Edythe's smile vanished and she half-glared into my eyes, not angry, just intense. As if she was trying hard to read those words Gordy had seen. Then, switching gears just as abruptly, she was smiling again. "I suppose I've gotten overconfident."
I didn't know what to say to that. "Um, sorry?"
She laughed, showing those blinding white teeth again and causing another shiver to run down my spine.
Mrs. Banner called the class to order then, and I was relieved to give her my attention. It was a little too intense, making small talk that wasn't quite just small talk with Edythe. I felt dizzy in a strange way, and wary– Edythe had seemed almost too interested in what I had to say. I tried to focus as Mrs. Banner went through the lab with transparencies on the overhead projector, but my thoughts were far away from the lecture.

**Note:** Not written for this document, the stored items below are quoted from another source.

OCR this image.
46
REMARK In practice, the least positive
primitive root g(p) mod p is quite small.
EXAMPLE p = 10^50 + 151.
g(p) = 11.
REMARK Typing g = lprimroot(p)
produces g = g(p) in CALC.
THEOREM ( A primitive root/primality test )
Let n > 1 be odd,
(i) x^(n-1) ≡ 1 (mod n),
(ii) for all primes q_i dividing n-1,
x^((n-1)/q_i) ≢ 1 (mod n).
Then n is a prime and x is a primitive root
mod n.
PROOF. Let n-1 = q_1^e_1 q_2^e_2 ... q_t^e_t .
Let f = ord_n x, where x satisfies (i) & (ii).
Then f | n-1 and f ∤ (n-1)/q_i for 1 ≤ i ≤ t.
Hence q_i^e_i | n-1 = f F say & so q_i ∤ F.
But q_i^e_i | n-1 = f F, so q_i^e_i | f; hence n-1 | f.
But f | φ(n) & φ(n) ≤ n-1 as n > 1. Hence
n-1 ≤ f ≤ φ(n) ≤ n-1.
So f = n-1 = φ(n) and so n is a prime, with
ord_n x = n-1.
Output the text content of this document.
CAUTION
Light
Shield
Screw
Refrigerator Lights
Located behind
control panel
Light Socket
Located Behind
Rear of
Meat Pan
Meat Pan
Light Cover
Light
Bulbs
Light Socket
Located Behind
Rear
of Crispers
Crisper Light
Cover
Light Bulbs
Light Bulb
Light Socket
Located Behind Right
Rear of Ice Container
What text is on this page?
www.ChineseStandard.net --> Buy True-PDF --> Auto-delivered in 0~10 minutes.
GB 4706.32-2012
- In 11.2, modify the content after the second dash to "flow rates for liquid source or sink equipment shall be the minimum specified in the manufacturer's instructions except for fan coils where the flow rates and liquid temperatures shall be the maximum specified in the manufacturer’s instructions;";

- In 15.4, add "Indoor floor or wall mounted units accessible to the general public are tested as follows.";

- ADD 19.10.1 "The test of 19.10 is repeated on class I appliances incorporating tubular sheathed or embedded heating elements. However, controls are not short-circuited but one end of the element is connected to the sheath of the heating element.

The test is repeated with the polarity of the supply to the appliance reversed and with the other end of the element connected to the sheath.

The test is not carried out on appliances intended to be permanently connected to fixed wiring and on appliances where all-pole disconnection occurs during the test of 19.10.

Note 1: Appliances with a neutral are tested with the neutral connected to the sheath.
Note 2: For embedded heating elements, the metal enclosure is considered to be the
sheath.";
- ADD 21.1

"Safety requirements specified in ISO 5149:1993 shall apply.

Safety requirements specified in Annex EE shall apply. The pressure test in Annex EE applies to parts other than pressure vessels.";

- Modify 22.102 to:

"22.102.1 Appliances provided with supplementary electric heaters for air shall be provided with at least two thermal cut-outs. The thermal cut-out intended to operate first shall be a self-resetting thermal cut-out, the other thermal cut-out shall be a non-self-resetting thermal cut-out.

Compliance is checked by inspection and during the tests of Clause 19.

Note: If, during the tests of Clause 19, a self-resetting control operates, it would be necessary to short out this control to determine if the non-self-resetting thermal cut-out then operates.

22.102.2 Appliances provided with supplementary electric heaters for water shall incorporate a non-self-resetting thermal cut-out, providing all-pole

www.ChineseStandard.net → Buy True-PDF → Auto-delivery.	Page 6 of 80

When the bell rang, Edythe rose gracefully to her feet. "I'll see you tomorrow, partner," she said, with her dimpled smile, before she swiftly crossed the room, disappearing out the door. McKayla got to my table almost as quickly.
"That was awful," she complained. "They all looked exactly the same. You're lucky you had Edythe for a partner."
"Yeah, she seemed to know her way around an onion root."
"She seemed really friendly," McKayla commented as we shrugged into our raincoats. She didn't sound happy about it.
I couldn't concentrate on McKayla's chatter as we walked to Gym, and P.E. didn't do much to hold my interest, either, though I made sure to pay enough attention that I didn't accidentally hurt someone– volleyball might not be as complicated as Quidditch, and the balls not as hard, but that didn't mean they didn't pack a punch of their own.
I changed quickly, as had become my routine in order to avoid McKayla, and the rain was just a mist as I walked to the parking lot, though I was still pretty damp when I got in the truck. I turned the heat up as high as it could go, for once not caring about the mind-numbing roar of the engine, just happy to be heading home and leaving behind the dangerous temptation that was Edythe Cullen.